Parasite bots are quietly eating your hosting bill
AI scrapers that never send you a visitor still ship you a bandwidth invoice every month. Here's how to see the damage and stop paying for it.
- bandwidth
- infrastructure
- ai-bots
Lorem ipsum dolor sit amet, consectetur adipiscing elit. Your hosting bill has been creeping up and you can't quite explain why. Traffic looks flat. Real user visits are steady. But egress is double what it was last year.
Welcome to the parasite bot era.
What a parasite bot actually is
Sed do eiusmod tempor incididunt ut labore et dolore magna aliqua. We split bot traffic into two buckets:
- Citation bots. They read your page and might send you a user later — via a ChatGPT link, a Perplexity citation, a Claude response. These earn their keep.
- Parasite bots. They read your page, train a model on it, and never send you anything back. No traffic, no citation, no attribution. Just a line item on your bandwidth invoice.
Ut enim ad minim veniam, quis nostrud exercitation ullamco laboris nisi ut aliquip ex ea commodo consequat. The ratio is worse than you think. On a typical content site we see 60% of AI crawler traffic classified as parasite, and that number is climbing.
The math
Duis aute irure dolor in reprehenderit in voluptate velit esse. Let's put real numbers on it. Say you get 500k monthly page views and your pages average 500 KB of HTML + assets:
Bot share of traffic: 35% of visits
Parasite share of bots: 60% of bot hits
Parasite hits/month: 105,000
Bandwidth burned: 52.5 GB
Cost on Vercel: ~$7.88/month
Cost on AWS CloudFront: ~$4.20/month
Excepteur sint occaecat cupidatat non proident, sunt in culpa qui officia deserunt mollit anim. Eight dollars doesn't sound like much. Multiply it by every domain you own, every year, for the rest of your company's life, and it compounds into real money — and it only goes up as models get hungrier.
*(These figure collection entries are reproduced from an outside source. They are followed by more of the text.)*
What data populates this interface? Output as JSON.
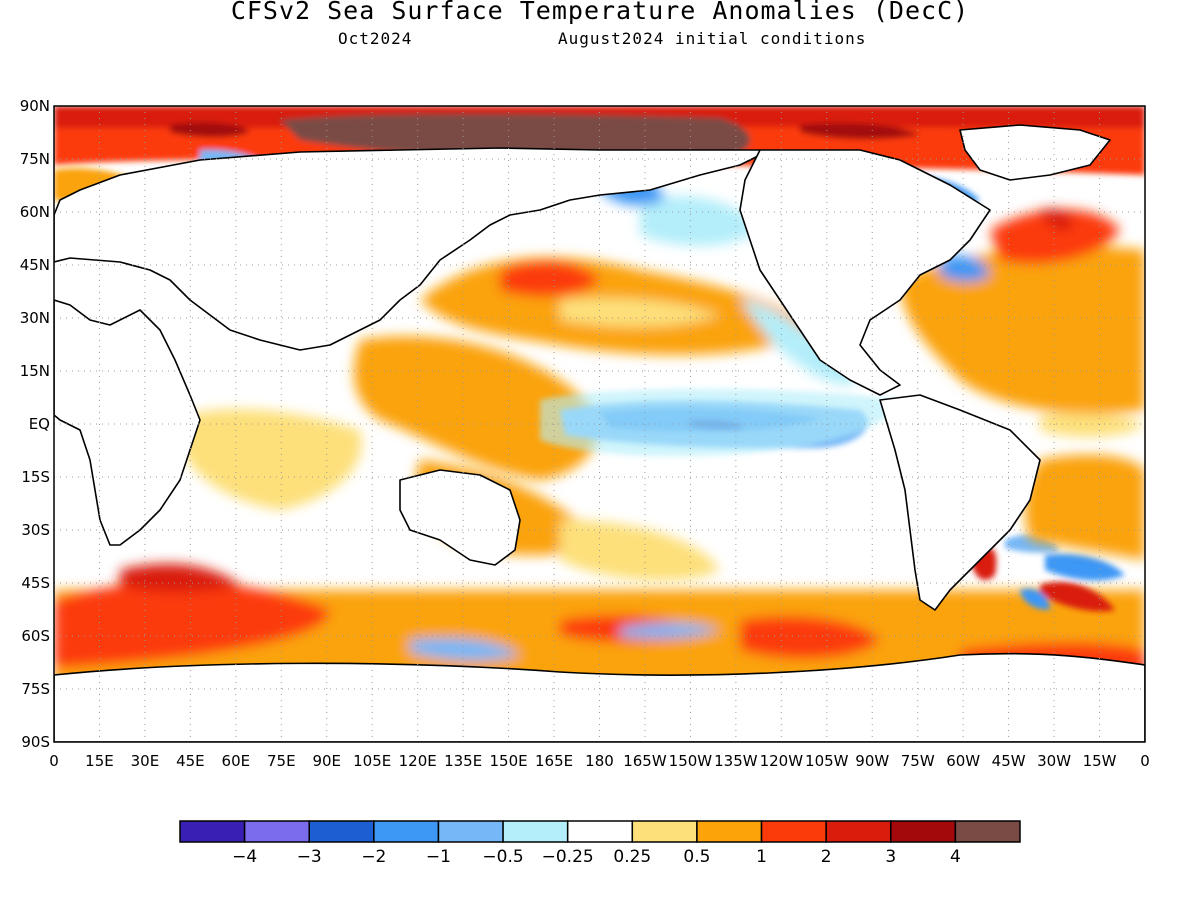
{
  "title": "CFSv2 Sea Surface Temperature Anomalies (DecC)",
  "valid_month": "Oct2024",
  "initial_conditions": "August2024 initial conditions",
  "map": {
    "lat_labels": [
      "90N",
      "75N",
      "60N",
      "45N",
      "30N",
      "15N",
      "EQ",
      "15S",
      "30S",
      "45S",
      "60S",
      "75S",
      "90S"
    ],
    "lon_labels": [
      "0",
      "15E",
      "30E",
      "45E",
      "60E",
      "75E",
      "90E",
      "105E",
      "120E",
      "135E",
      "150E",
      "165E",
      "180",
      "165W",
      "150W",
      "135W",
      "120W",
      "105W",
      "90W",
      "75W",
      "60W",
      "45W",
      "30W",
      "15W",
      "0"
    ],
    "grid": "dotted",
    "land_color": "#ffffff"
  },
  "colorbar": {
    "colors": [
      "#3a1fb4",
      "#7a6cec",
      "#1d5fd2",
      "#3d97f5",
      "#76b7f7",
      "#b3eefa",
      "#ffffff",
      "#fde07a",
      "#fba309",
      "#fc3b0a",
      "#d91c0b",
      "#a3090b",
      "#7a4b44"
    ],
    "labels": [
      "−4",
      "−3",
      "−2",
      "−1",
      "−0.5",
      "−0.25",
      "0.25",
      "0.5",
      "1",
      "2",
      "3",
      "4"
    ]
  }
}
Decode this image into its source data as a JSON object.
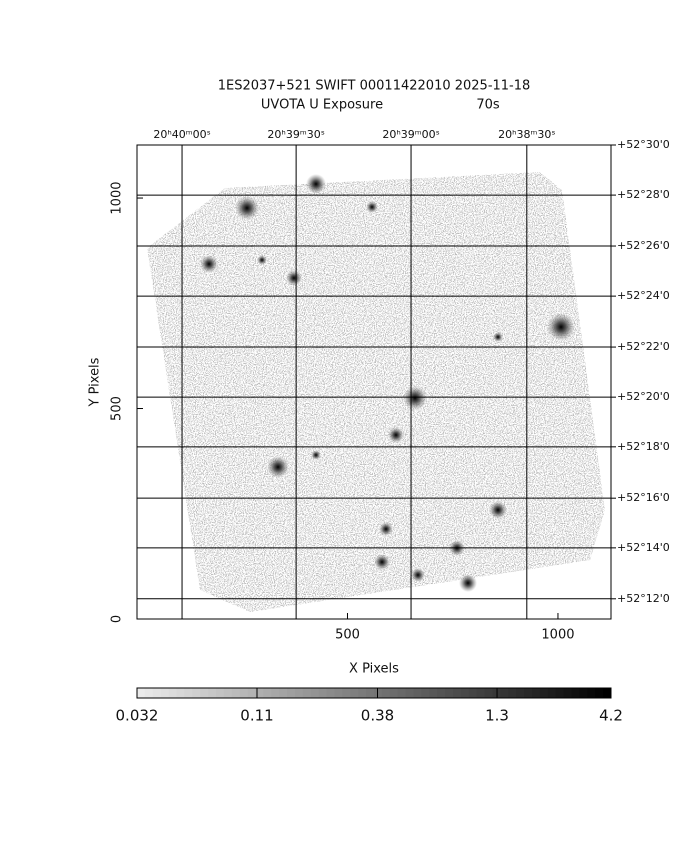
{
  "chart_data": {
    "type": "image",
    "title": "1ES2037+521 SWIFT 00011422010 2025-11-18",
    "subtitle": "UVOTA U Exposure",
    "exposure": "70s",
    "xlabel": "X Pixels",
    "ylabel": "Y Pixels",
    "xlim": [
      0,
      1126
    ],
    "ylim": [
      0,
      1126
    ],
    "xticks": [
      500,
      1000
    ],
    "yticks": [
      0,
      500,
      1000
    ],
    "grid": true,
    "top_ticks": [
      {
        "value": 107,
        "label": "20ʰ40ᵐ00ˢ"
      },
      {
        "value": 378,
        "label": "20ʰ39ᵐ30ˢ"
      },
      {
        "value": 651,
        "label": "20ʰ39ᵐ00ˢ"
      },
      {
        "value": 926,
        "label": "20ʰ38ᵐ30ˢ"
      }
    ],
    "right_ticks": [
      {
        "value": 1126,
        "label": "+52°30'0"
      },
      {
        "value": 1007,
        "label": "+52°28'0"
      },
      {
        "value": 886,
        "label": "+52°26'0"
      },
      {
        "value": 767,
        "label": "+52°24'0"
      },
      {
        "value": 646,
        "label": "+52°22'0"
      },
      {
        "value": 527,
        "label": "+52°20'0"
      },
      {
        "value": 409,
        "label": "+52°18'0"
      },
      {
        "value": 287,
        "label": "+52°16'0"
      },
      {
        "value": 169,
        "label": "+52°14'0"
      },
      {
        "value": 48,
        "label": "+52°12'0"
      }
    ],
    "colorbar": {
      "log": true,
      "lim": [
        0.032,
        4.2
      ],
      "ticks": [
        0.032,
        0.11,
        0.38,
        1.3,
        4.2
      ]
    }
  }
}
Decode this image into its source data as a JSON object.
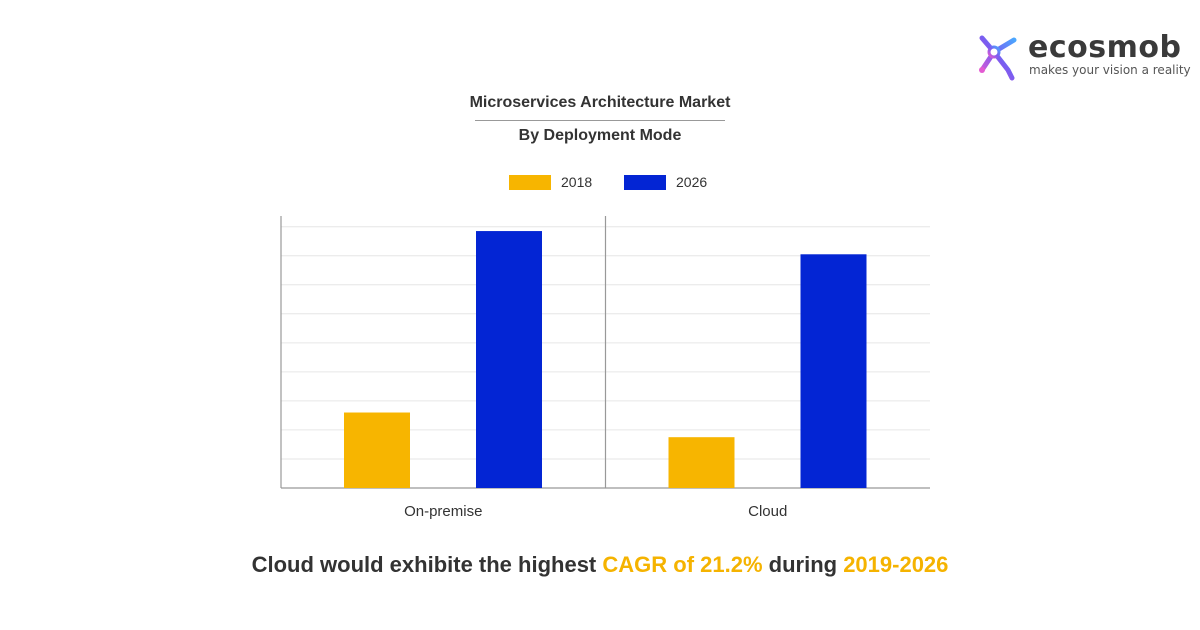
{
  "brand": {
    "name": "ecosmob",
    "tagline": "makes your vision a reality",
    "colors": {
      "mark_gradient": [
        "#e35bd2",
        "#7b5cf0",
        "#4aa8ff"
      ]
    }
  },
  "chart_data": {
    "type": "bar",
    "title": "Microservices Architecture Market",
    "subtitle": "By Deployment Mode",
    "categories": [
      "On-premise",
      "Cloud"
    ],
    "series": [
      {
        "name": "2018",
        "color": "#f7b500",
        "values": [
          2.6,
          1.75
        ]
      },
      {
        "name": "2026",
        "color": "#0325d4",
        "values": [
          8.85,
          8.05
        ]
      }
    ],
    "ylim": [
      0,
      9.3
    ],
    "gridlines": [
      1,
      2,
      3,
      4,
      5,
      6,
      7,
      8,
      9
    ],
    "grid": true,
    "legend_position": "top-center",
    "xlabel": "",
    "ylabel": ""
  },
  "footer": {
    "part1": "Cloud would exhibite the highest ",
    "highlight1": "CAGR of 21.2%",
    "part2": " during ",
    "highlight2": "2019-2026",
    "highlight_color": "#f5b300"
  }
}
Why robots.txt doesn't save you
Nemo enim ipsam voluptatem quia voluptas sit aspernatur aut odit aut fugit. Three problems:
- It's advisory. Well-behaved bots honor it. The ones you most want to block often don't.
- It's static. You update it once and forget it. Meanwhile new crawlers show up every month.
- It's coarse. You can only allow or deny. You can't say "let ChatGPT read but not train" or "allow for citations but block for training."
Neque porro quisquam est, qui dolorem ipsum quia dolor sit amet. You need edge-level enforcement — a layer that inspects every request, checks the user-agent and IP against an always-fresh bot catalog, and drops the parasites before they hit your origin.
What to do this week
At vero eos et accusamus et iusto odio dignissimos ducimus qui blanditiis. Three concrete steps:
- Run the Bandwidth Waste Calculator to size the problem on your own traffic.
- Run the AI Bot Audit to see what your robots.txt is actually doing today.
- Decide whether the number you see is worth a fifteen-minute integration or another year of compounding waste.
Et harum quidem rerum facilis est et expedita distinctio. The tools are free. The decision is yours.
Next step
Serve llms.txt from 300+ POPs in milliseconds.
Dive into Edge delivery — how it works, what it costs, and what it replaces on your stack.
Read the Edge delivery pageLiked this? Get the next one.
One email on Tuesdays. No tracking pixels, no filler.